Anggota DPR Sebut Disverifikasi Pangan Indonesia Masih Lemah
SinPo.id - Anggota Komisi IV DPR RI, Rokhmin Dahuri, menyebut disverifikasi pangan Indonesia masih lemah lantaran baru memanfaatkan sekitar 25 spesies pangan, jauh tertinggal dibanding Tiongkok yang telah mengonsumsi lebih dari 125 spesies.
Menurutnya, kondisi tersebut merupakan sebuah ironi mengingat Indonesia merupakan negara dengan tingkat keanekaragaman hayati tertinggi kedua di dunia, dan diversifikasi pangan merupakan salah satu pilar utama kemandirian dan ketahanan pangan.
Namun, ketergantungan pada hanya tiga komoditas besar seperti padi, jagung, dan kedelai, membuat Indonesia sangat rentan terhadap perubahan iklim, fluktuasi harga global, dan gangguan distribusi.
Sehingga revisi RUU Pangan harus memberi perhatian khusus terhadap perluasan konsumsi pangan lokal seperti sorgum, sagu, umbi-umbian, talas, kacang-kacangan, hingga pangan laut yang selama ini belum mendapatkan tempat strategis dalam kebijakan pemerintah.

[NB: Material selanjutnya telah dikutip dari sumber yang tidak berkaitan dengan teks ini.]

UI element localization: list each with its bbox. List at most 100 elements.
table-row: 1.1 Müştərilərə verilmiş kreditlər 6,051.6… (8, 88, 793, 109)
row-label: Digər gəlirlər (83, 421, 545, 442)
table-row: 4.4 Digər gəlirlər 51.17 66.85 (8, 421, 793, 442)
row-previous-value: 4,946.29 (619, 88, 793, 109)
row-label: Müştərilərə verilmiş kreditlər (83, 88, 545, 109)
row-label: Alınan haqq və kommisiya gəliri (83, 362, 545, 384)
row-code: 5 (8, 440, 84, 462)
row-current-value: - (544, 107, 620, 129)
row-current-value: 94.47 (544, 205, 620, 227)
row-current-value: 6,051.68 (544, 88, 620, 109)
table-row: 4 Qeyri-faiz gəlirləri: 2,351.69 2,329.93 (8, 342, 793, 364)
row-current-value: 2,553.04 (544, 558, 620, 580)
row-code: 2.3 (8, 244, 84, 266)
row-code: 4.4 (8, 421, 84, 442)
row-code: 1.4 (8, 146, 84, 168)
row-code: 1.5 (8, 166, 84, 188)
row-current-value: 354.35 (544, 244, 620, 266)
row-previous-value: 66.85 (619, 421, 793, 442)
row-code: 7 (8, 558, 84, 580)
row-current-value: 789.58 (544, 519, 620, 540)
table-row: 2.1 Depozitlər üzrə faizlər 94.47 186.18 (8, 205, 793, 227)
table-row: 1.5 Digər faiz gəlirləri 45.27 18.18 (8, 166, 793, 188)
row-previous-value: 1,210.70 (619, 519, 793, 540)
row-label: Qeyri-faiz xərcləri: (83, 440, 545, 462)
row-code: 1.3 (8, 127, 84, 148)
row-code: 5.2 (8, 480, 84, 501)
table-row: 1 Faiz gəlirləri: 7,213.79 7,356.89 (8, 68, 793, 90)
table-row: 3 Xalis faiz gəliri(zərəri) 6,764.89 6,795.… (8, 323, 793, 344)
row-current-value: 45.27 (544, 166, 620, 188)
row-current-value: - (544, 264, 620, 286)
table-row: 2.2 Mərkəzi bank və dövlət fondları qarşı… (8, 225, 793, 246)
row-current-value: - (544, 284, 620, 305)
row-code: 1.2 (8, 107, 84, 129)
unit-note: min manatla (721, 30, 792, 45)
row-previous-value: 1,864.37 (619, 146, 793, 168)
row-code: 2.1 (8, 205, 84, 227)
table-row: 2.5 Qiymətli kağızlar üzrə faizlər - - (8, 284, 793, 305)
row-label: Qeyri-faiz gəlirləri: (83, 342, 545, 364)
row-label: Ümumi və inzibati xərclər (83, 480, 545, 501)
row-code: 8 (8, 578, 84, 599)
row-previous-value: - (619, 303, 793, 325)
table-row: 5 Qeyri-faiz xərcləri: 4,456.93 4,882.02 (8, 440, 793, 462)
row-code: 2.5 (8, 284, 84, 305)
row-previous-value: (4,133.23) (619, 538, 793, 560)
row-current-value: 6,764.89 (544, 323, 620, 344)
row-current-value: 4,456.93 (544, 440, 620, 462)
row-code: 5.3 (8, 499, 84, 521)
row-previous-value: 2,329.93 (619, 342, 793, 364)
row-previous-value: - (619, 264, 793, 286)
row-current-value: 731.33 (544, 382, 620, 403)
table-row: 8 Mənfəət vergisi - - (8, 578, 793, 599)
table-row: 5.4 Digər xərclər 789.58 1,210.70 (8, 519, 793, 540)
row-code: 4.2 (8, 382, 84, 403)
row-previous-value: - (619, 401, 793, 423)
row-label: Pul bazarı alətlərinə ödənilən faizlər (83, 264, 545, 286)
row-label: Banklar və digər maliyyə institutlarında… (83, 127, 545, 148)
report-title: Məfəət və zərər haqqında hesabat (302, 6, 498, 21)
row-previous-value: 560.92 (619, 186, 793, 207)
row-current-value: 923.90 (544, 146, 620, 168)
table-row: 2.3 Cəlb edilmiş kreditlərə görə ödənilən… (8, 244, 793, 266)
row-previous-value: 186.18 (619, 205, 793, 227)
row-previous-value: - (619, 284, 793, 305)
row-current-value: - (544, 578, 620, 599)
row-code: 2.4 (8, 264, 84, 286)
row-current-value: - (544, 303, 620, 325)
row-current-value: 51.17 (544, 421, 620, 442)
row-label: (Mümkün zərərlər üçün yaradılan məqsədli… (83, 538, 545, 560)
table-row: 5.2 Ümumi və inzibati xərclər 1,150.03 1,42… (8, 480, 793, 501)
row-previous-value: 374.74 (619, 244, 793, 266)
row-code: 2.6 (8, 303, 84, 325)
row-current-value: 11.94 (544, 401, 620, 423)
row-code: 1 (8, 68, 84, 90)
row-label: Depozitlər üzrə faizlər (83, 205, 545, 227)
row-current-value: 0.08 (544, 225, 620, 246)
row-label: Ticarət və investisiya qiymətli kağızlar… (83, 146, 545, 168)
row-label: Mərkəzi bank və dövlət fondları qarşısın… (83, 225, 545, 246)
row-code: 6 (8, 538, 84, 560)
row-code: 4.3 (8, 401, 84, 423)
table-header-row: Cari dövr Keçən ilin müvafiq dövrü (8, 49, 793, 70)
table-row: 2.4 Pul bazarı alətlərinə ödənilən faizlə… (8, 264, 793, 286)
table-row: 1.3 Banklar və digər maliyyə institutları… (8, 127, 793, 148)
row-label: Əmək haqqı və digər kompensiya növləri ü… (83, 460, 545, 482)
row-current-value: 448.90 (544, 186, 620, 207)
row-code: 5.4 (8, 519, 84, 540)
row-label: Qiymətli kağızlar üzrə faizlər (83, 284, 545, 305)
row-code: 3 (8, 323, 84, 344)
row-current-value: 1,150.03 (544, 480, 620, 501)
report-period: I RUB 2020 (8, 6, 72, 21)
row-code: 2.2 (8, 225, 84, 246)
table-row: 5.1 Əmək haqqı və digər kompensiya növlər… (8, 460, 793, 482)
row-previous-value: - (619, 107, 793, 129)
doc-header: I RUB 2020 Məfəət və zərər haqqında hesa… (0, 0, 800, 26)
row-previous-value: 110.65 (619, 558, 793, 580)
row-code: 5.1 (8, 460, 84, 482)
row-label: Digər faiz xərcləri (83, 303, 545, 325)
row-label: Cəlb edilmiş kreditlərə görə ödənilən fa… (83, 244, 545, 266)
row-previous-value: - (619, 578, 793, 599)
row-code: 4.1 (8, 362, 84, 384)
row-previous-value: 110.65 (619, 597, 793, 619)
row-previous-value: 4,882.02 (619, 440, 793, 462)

“Kita selama ini terlalu fokus pada beras. Padahal negara lain berkembang karena memperluas basis pangan, bukan menyempitkannya. Keberagaman pangan adalah kekuatan,” kata Rokhim, dalam keterangan persnya, Selasa, 18 Maret 2025.
Ia menilai, Indonesia haruz bergerak cepat mengingat dampak perubahan iklim dapat mengancam produksi padi nasional dalam beberapa tahun ke depan. Terlebih negara-negara maju memiliki strategi agresif dalam mengembangkan sumber pangan alternatif.
Oleh sebab itu, pihaknya mendorong Panja RUU Pangan untuk memasukkan kebijakan diversifikasi berbasis riset, insentif pasar, dan edukasi konsumsi masyarakat sebagai bagian dari rancangan regulasi baru.
“Kalau kita tidak segera melakukan diversifikasi, risiko krisis pangan akan semakin besar,” katanya menambahkan.